La prima ora la passai a capire dove fosse cosa, perché mi era stato detto che la postazione sarebbe stata attrezzata di tutto, quindi non sarebbe stato necessario portare i miei attrezzi del mestiere dalla mia stanza alla sartoria. La seconda la dedicai all'allestimento del mio tavolo da lavoro, molto più grande del necessario; una roba che, se mi fosse scivolato il gessetto un po' più in là, mi sarei dovuto arrampicare sul piano, per poterlo recuperare. Le altre due, invece, le usai per disegnare i primi cartamodelli per tre tagli di giacche differenti. Quella mattina mi erano stati consegnati i bozzetti, con tanto di appunti su quali materiali usare per il taglio e la confezione. Fu un'accortezza che mi rese estremamente felice, perché così non avrei dovuto rincorrere la signorina Lim per tutta la villa, visto che non possedeva un telefono.

Sul serio, chi non ha un telefono al giorno d'oggi?

A tre minuti dallo scoccare delle due, dall'interno della villa arrivò il suono dei rintocchi di un orologio, una roba da film horror. In quello stesso momento si aprì la porta che dava all'interno della casa e la signorina si affacciò con un sorrisetto gentile.

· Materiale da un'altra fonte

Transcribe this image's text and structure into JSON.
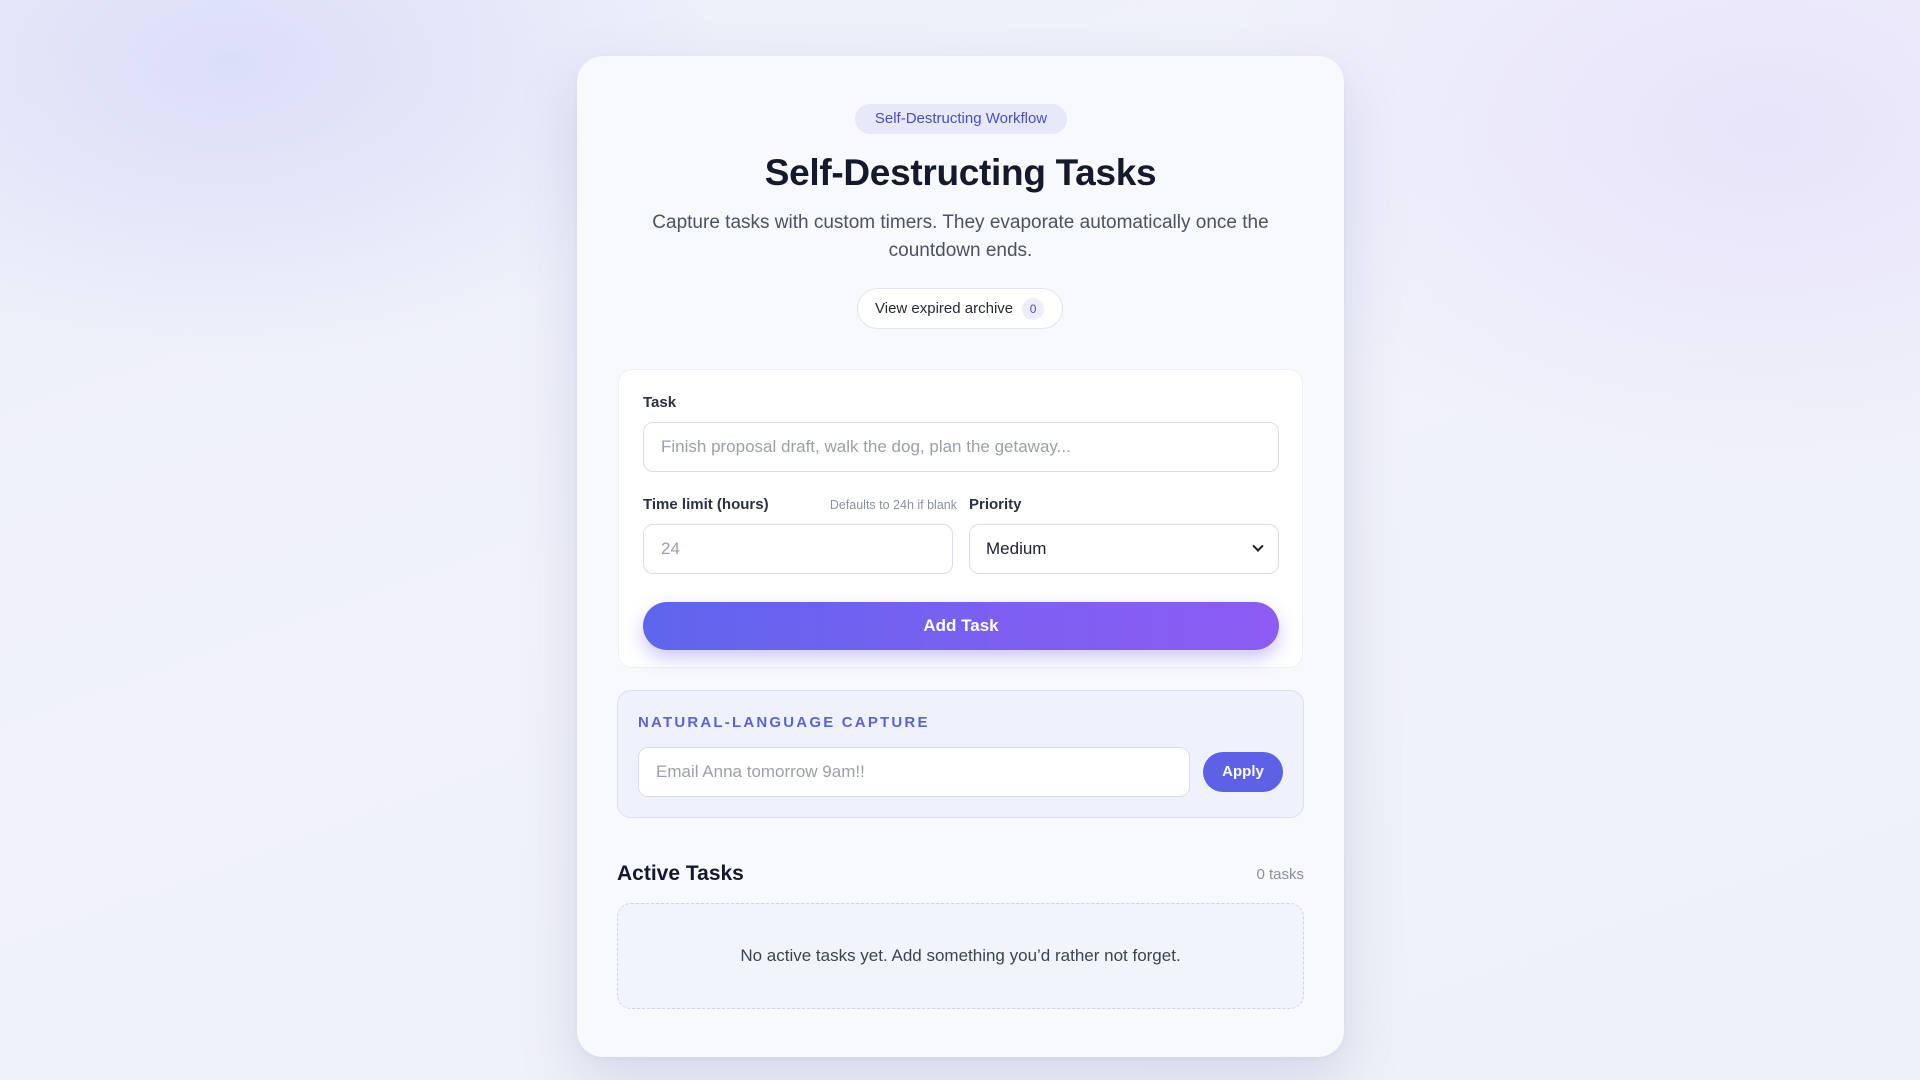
{
  "header": {
    "badge": "Self-Destructing Workflow",
    "title": "Self-Destructing Tasks",
    "subtitle": "Capture tasks with custom timers. They evaporate automatically once the countdown ends."
  },
  "archive": {
    "label": "View expired archive",
    "count": "0"
  },
  "form": {
    "task_label": "Task",
    "task_placeholder": "Finish proposal draft, walk the dog, plan the getaway...",
    "task_value": "",
    "time_label": "Time limit (hours)",
    "time_hint": "Defaults to 24h if blank",
    "time_placeholder": "24",
    "time_value": "",
    "priority_label": "Priority",
    "priority_selected": "Medium",
    "add_button": "Add Task"
  },
  "nl_capture": {
    "title": "NATURAL-LANGUAGE CAPTURE",
    "placeholder": "Email Anna tomorrow 9am!!",
    "value": "",
    "apply_button": "Apply"
  },
  "tasks": {
    "section_title": "Active Tasks",
    "count_label": "0 tasks",
    "empty_message": "No active tasks yet. Add something you’d rather not forget."
  },
  "colors": {
    "accent": "#5d61e6",
    "gradient_end": "#8d5cf2",
    "title": "#141a2c"
  }
}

«Buon giorno ancora, signor Gori. Il pranzo sarà servito a momenti, il cuoco ha messo particolare impegno nel prepararlo» annunciò.

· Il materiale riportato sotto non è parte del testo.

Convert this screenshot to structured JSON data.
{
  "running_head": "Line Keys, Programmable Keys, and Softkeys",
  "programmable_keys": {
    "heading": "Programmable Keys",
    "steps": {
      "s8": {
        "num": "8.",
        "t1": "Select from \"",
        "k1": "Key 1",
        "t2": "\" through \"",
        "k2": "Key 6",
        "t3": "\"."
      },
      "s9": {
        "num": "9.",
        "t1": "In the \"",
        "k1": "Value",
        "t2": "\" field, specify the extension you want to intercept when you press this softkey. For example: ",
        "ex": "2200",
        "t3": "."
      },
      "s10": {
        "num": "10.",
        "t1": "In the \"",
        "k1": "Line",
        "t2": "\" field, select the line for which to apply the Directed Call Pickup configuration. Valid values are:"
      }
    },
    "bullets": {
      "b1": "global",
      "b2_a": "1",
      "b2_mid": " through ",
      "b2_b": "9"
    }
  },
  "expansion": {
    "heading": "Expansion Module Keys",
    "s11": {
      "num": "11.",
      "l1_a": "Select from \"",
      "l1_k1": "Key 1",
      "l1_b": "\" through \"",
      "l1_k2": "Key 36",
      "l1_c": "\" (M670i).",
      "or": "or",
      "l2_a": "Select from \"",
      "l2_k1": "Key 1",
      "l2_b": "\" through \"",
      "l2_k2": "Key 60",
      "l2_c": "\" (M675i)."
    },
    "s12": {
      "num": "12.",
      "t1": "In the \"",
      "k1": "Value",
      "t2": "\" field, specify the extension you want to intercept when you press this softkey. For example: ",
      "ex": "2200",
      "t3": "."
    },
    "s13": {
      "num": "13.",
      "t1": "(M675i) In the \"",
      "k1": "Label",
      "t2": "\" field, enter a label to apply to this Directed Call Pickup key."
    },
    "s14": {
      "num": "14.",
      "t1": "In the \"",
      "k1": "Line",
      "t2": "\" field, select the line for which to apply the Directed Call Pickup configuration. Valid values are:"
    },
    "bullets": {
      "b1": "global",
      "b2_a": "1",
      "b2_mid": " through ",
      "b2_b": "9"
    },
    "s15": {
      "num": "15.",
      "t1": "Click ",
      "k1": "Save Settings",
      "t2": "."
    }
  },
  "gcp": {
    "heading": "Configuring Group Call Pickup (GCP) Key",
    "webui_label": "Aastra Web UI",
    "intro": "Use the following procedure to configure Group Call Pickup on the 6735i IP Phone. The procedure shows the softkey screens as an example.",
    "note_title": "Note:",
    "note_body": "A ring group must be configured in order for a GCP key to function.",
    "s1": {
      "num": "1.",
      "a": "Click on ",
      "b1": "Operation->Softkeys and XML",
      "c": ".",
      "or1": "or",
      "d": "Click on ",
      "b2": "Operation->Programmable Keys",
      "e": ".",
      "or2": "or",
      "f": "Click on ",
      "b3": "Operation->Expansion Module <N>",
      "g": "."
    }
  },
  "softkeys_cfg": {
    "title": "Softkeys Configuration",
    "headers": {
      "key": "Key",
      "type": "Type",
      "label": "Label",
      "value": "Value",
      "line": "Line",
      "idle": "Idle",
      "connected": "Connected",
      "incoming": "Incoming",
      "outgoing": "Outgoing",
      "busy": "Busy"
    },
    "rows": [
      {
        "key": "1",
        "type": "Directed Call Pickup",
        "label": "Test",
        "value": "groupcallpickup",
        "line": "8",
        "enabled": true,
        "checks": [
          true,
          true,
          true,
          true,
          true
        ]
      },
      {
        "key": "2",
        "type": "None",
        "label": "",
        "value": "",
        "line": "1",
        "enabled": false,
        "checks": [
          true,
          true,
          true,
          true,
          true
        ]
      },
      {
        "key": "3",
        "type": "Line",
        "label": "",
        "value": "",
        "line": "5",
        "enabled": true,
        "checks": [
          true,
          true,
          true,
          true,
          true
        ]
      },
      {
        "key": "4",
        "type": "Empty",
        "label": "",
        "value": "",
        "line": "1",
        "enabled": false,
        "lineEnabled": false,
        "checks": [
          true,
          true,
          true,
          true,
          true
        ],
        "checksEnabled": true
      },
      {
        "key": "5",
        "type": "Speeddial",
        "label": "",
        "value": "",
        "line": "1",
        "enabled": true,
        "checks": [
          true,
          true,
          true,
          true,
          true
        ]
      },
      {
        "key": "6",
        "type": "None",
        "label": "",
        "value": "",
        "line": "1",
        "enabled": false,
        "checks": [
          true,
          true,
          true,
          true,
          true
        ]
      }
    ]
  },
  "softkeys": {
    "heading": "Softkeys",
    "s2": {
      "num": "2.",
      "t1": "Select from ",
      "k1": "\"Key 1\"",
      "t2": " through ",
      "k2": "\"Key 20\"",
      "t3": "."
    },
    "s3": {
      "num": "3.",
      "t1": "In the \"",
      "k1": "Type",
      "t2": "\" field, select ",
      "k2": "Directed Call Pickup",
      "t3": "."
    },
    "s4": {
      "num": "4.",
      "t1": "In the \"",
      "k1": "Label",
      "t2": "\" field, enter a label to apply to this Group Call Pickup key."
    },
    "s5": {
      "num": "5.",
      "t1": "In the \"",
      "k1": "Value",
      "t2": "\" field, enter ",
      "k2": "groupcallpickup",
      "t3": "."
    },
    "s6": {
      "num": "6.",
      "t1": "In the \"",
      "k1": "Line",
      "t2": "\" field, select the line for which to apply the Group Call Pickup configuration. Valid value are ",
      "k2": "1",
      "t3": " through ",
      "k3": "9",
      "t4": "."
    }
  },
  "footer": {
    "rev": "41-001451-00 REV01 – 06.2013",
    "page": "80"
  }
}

Io, in realtà, stentavo a credere che in quel posto ci fosse qualcun altro all'infuori di noi due. «Arrivo tra un attimo, il tempo di ricopiare l'ultima paramontura».

Entrò nella stanza, producendo un ticchettio veloce di scarpette, mi posò una mano su un braccio e mi indusse a voltarmi. «Sarei più contenta se lei venisse via con me. Adesso». La sua voce suonò distorta alle mie orecchie e avvertii l'impulso di lasciare tutto e scappare via da lei. Tuttavia, il mio corpo decise di ignorare il mio istinto di sopravvivenza. Mollai carta e matita e la seguii. Mentre lo facevo, sapevo che non fosse da me lasciare che qualcuno mi desse ordini senza lasciare un margine di replica, eppure non fiatai.

Quando arrivammo in sala da pranzo, il cibo era già stato portato sul tavolo, accanto al quale ci aspettava un uomo di mezza età: era alto e se ne stava dritto sul posto, con addosso una livrea da maggiordomo che avrebbe fatto svenire qualsiasi storico della moda ottocentesca. Appena gli fui vicino, potei notare l'ottima manifattura dell'abito.

«Porta addosso un bel pezzo di storia» gli dissi.

Lui abbozzò un inchino.

«Abel è il nostro maggiordomo, è muto dalla nascita» mi fece notare la signorina.